How do we deal with these problems?
- Diabetic patients are complex but there are insufficient specialists to refer them all.
- We have Education Programs through most hospitals as well as community based.
- The CDA Guidelines give us a road map which we need to keep available for reference.
- Consider a Diabetes Day in the office to see all diabetic patients together.
- Since Diabetes & complications for a large part of our practice we need to learn more.
- Use our staff or bring in special skills to give more effective comprehensive care.
- Use a flow sheet and have readily available guideline algorithms.
- Pick a day per week, 2 weeks or month to see Diabetic patients for follow up.
- Prepare a protocol for office staff to follow.
- All patients should be monitoring glucose levels, consider meter download software
- Delegate jobs so that support staff do Wt, BP, Review Glucose log
- Have educational or support material available in one location.
- Put copies of Guideline Algorithms on the wall for ready reference.
- Use a Flow Sheet, in Ontario bill K030 (oral meds) 3 times/yr or K029 (insulin)
- Consider extra staff, educator, dietician, pharmacist get financial support.
- Follow up is important, no patient should leave the office without a follow up appt.
- Lab work should be done before the next visit with results available.
CDA Materials, www.diabetes.ca
List of educational web sites
Hospital Diabetes Education & Dietician Programs
Community Based Diabetes Programs & Support Groups
- Post these in the office where you have easy access, staff should be familiar with these.
- This series of algorithms I have found them handy, they are from the CDA web site www.diabetes.ca
Diabetes Care Flow Sheets
These are a useful tool to allow you to see that care is done in a systematic way and guideline values should be present to assist you. By using a flow sheet you can bill the codes K030 for diet & medication treated diabetics up to 3 times a year or K029 for those on intensive insulin management (up to 6 times a year). The spreadsheet shown here can be faxed after every visit (with the patient’s consent) to the Canadian Centre for Research on Diabetes, they will input your data into the computer and will automatically do calculations such as BMI, Creatinine Clearance etc and send back a new spreadsheet with results outside of guideline values highlighted along with relevant guideline sections for areas which do not meet targets. This gives the physician some ongoing assistance.

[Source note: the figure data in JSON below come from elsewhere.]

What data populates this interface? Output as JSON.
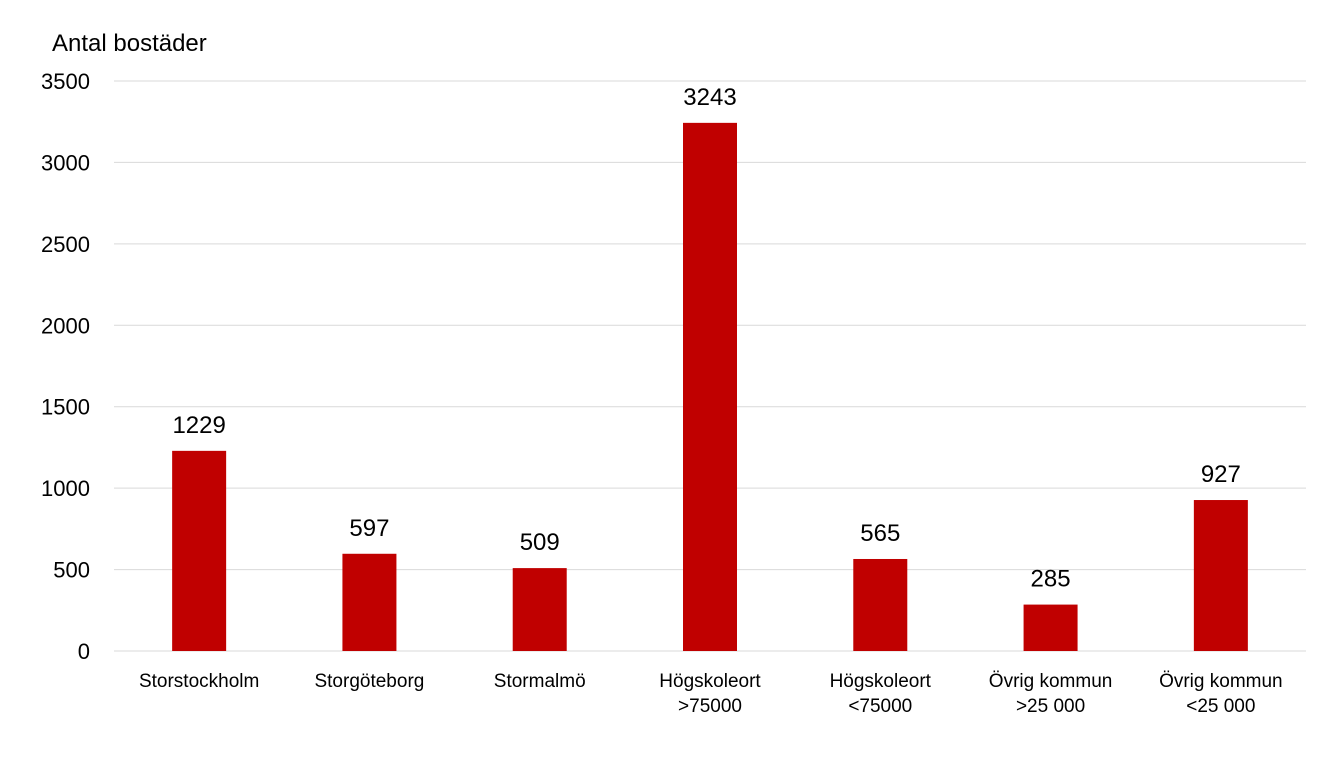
{
  "chart_data": {
    "type": "bar",
    "ylabel": "Antal bostäder",
    "xlabel": "",
    "ylim": [
      0,
      3500
    ],
    "yticks": [
      0,
      500,
      1000,
      1500,
      2000,
      2500,
      3000,
      3500
    ],
    "grid": true,
    "legend": "none",
    "bar_color": "#c00000",
    "categories": [
      [
        "Storstockholm"
      ],
      [
        "Storgöteborg"
      ],
      [
        "Stormalmö"
      ],
      [
        "Högskoleort",
        ">75000"
      ],
      [
        "Högskoleort",
        "<75000"
      ],
      [
        "Övrig kommun",
        ">25 000"
      ],
      [
        "Övrig kommun",
        "<25 000"
      ]
    ],
    "values": [
      1229,
      597,
      509,
      3243,
      565,
      285,
      927
    ]
  }
}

At each visit consider the ABC of Diabetes; A1c <7%, BP <130/80, Chol TC/HDL<4, LDL<2.5 remember the prevention with ASA and ACE.
Diabetes is a self controlled disease, the physicians role is to give advice and prescriptions to assist the patient in achieving goals. The person with diabetes need to take ownership of the disease. It is important to document progress toward achieving treatment goals. Our business cards give our web site address which contains educational material directed toward the patient. Our appointment cards are on the back of the business card and show the major goals in diabetes treatment. Each patient should have a card or record of all medications. Glucose log book should be kept and this can also serve as a BP record as well as a medication record. Another good resource is the Health Record for People with Diabetes developed for the CDA, copies can be obtained by calling 1-800-561-0070.